Quand on apprend aux filles et aux femmes à prioriser l’obéissance, la politesse, la gentillesse sans limite, à s’écraser face à n’importe quelle figure d’autorité, on ne les aide pas à développer les compétences pour se protéger.

Elles risquent de reproduire ces schémas dans des situations où elles pourraient être exposées à de la violence, de la manipulation et des abus: dans leurs relations amoureuses, leurs expériences sexuelles, avec leurs collègues, leur clientèle, ou leur hiérarchie, dans des amitiés toxiques,...

Elles n’apprennent pas à faire preuve de discernement.

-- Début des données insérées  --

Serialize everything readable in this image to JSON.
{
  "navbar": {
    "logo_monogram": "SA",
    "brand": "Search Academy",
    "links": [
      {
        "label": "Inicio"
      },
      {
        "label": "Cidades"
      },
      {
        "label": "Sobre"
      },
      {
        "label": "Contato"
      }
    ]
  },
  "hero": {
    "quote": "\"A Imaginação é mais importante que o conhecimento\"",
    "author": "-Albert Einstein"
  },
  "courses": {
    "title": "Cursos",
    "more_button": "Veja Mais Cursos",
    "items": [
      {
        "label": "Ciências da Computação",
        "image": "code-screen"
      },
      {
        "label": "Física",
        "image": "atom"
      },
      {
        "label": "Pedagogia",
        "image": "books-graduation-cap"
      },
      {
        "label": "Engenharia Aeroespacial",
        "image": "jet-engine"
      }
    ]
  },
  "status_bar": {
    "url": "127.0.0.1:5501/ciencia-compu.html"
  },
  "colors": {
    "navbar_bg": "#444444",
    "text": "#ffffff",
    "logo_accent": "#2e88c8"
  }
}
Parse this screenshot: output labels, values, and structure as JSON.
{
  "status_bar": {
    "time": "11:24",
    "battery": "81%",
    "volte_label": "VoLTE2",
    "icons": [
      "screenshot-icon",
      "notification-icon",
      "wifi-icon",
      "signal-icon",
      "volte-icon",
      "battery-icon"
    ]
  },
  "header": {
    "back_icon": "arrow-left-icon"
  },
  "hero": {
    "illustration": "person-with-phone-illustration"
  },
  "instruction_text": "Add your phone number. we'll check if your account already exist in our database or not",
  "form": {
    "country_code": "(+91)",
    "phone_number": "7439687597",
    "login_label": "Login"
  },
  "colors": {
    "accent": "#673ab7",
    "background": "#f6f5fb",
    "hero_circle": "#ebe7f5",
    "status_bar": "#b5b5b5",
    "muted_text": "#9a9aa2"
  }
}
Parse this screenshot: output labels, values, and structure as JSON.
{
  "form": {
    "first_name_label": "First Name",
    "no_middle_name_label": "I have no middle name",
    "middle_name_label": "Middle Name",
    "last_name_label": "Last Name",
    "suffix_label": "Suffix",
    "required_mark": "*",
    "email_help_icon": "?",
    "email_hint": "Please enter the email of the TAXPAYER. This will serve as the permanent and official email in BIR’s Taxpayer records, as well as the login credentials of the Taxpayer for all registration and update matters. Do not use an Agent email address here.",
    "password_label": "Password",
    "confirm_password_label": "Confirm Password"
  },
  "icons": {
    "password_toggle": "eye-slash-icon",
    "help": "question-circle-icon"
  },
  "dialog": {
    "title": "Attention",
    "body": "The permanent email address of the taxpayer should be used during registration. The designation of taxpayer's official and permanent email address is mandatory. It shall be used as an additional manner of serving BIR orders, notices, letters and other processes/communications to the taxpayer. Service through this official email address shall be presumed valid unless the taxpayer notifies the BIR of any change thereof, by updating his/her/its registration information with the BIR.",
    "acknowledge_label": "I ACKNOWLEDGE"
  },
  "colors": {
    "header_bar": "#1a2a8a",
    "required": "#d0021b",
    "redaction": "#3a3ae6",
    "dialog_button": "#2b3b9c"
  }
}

Elles apprennent à être dociles envers et contre tout, à être impuissantes, à attendre d’être sauvées, à s’épuiser pour réaliser l’impossible (satisfaire tout le monde), à ignorer leur intuition et les signes de danger, à se fragmenter et à se déshumaniser à la perfection,...

Elles se perdent et ne savent plus qui elles sont parce qu’on n’a jamais pris le temps de les connaître. Et personne ne sait réellement qui est la vraie personne qui se cache derrière leurs masques.

Les “gentilles filles” ne vont pas bien parce qu’on leur apprend à mourir symboliquement.